Bölüm 37

76 12 0
                                    

Abim de sakince yine cevabını vermişti. "Kızım biz Baran ile sigaramızı bile içip de geldik. Sen hala uyu."

Bende konuyu değiştirmeye çalışıyordum. Başladım yine konuşmaya.

"Getirin poğaça. Özledim be poğaçaları. Öğrencilik hayatım boyunca en değerlimdi o benim. Yakında yine kalbimde yerini alacak. Okul başlıyor be."
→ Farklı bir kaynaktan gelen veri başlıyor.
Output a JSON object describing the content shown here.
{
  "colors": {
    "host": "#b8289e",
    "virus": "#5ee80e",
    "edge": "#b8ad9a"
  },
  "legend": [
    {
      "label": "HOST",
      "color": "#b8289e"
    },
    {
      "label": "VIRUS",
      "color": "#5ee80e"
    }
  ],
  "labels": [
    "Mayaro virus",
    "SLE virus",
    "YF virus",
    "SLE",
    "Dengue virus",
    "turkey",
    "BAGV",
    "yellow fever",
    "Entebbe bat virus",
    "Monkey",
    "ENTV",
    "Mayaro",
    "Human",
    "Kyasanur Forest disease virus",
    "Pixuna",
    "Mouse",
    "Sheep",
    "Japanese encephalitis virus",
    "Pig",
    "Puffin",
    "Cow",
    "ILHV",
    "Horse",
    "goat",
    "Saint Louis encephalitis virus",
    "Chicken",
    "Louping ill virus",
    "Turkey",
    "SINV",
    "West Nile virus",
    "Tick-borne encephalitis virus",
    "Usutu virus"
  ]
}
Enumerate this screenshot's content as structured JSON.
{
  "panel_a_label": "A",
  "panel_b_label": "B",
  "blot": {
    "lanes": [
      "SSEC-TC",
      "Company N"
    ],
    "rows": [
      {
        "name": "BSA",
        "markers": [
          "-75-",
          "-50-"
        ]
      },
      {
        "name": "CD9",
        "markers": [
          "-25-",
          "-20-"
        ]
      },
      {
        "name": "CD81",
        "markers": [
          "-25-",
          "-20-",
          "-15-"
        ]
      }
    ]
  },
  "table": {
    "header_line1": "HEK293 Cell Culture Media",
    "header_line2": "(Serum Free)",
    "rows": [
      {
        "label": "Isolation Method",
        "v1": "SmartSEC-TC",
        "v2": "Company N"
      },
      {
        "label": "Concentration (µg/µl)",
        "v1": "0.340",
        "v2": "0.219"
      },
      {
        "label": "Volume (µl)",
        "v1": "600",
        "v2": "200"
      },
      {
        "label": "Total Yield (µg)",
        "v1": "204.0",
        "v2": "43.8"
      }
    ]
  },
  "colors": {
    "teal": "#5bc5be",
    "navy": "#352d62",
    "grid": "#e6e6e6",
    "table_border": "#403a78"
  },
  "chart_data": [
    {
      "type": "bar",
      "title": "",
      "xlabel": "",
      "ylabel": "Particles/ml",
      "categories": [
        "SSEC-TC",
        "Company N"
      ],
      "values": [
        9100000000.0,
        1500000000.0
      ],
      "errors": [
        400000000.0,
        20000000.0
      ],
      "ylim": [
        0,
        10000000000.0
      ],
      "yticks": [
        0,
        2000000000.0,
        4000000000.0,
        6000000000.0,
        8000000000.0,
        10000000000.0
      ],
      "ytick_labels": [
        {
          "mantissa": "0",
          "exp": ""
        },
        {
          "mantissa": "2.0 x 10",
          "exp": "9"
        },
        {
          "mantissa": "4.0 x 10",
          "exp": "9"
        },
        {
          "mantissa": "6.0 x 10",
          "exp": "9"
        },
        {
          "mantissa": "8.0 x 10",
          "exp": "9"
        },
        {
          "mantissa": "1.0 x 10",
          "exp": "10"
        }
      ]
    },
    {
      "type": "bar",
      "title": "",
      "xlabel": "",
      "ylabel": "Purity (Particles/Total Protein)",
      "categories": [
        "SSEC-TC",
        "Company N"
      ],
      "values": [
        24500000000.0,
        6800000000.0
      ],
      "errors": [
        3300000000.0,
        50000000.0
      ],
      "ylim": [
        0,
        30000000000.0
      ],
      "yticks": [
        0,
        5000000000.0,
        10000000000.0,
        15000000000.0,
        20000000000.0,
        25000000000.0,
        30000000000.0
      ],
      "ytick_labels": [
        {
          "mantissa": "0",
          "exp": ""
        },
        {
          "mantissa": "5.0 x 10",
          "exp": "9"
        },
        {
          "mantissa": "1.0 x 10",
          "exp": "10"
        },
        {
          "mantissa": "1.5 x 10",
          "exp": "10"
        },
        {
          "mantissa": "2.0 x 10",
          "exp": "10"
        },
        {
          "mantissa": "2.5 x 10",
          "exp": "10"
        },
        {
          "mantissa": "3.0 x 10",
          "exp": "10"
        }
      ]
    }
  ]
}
Ağzıma poğaçayı tikan kişi abim olmuştu. Artık konuşmama dayanamıyordu. Yazık yani ona da acıyorum. Küçükken az uğraşmamış gibi şimdi birde büyümüş halimde uğraşıyordu. Neyse fazla mı konuştum ne? Yemeği ilk defa yemek görmüş gibi saldırıyordum. Sonunda abim kollarımı iki eliyle kuvvetlice tutarak "Kızım, yeter." Diyerek gülmeye başladı. Sinir olmadım desem yalan olurdu. Hemen odama koşarak en sevdiğim fosforlu sarı bikinimi giyerek üstüne de sarı elbisemi giyerek aşağı indim. Havuz vakti gelmişti. Havuzun yanında duran abimle Baran'a telefonlarınızı verin diyerek telefonları aldıktan sonra havuza attım. Resmen bana sövmemek için kendilerini zor tutuyorlardı. Masaya telefonları bırakarak bense havuza atladım. Bu sefer karşılığını ödetecekmiş gibi bakan iki kişi vardı karşımda. Baran'ın kasları ıslak olan vücudundan selam verircesine bakıyordu. Baran ile abim fısıldaştıktan sonra bana doğru gelmeye başladı. Avazım çıktığı gibi bağırıyordum. Kurtulmamın tek sebebi vardı o da... Tabi ki de kaçmaktı. Yani başka fiziki açıdan hiç bir açıklaması yoktu. Kuvveti kollarımdan alarak kendimi havaya kaldırıp dışarı çıktım. Koşabildiğim kadar koşuyordum. Annemin küçükken dediği "ıslak zeminde koşma." Lafını hatırlayana kadar ben yere düşmüştüm zaten ve kalkamıyordum. Tüm gücümle bağırıyordum. Bu sefer ayağımı kırmış gibiydim.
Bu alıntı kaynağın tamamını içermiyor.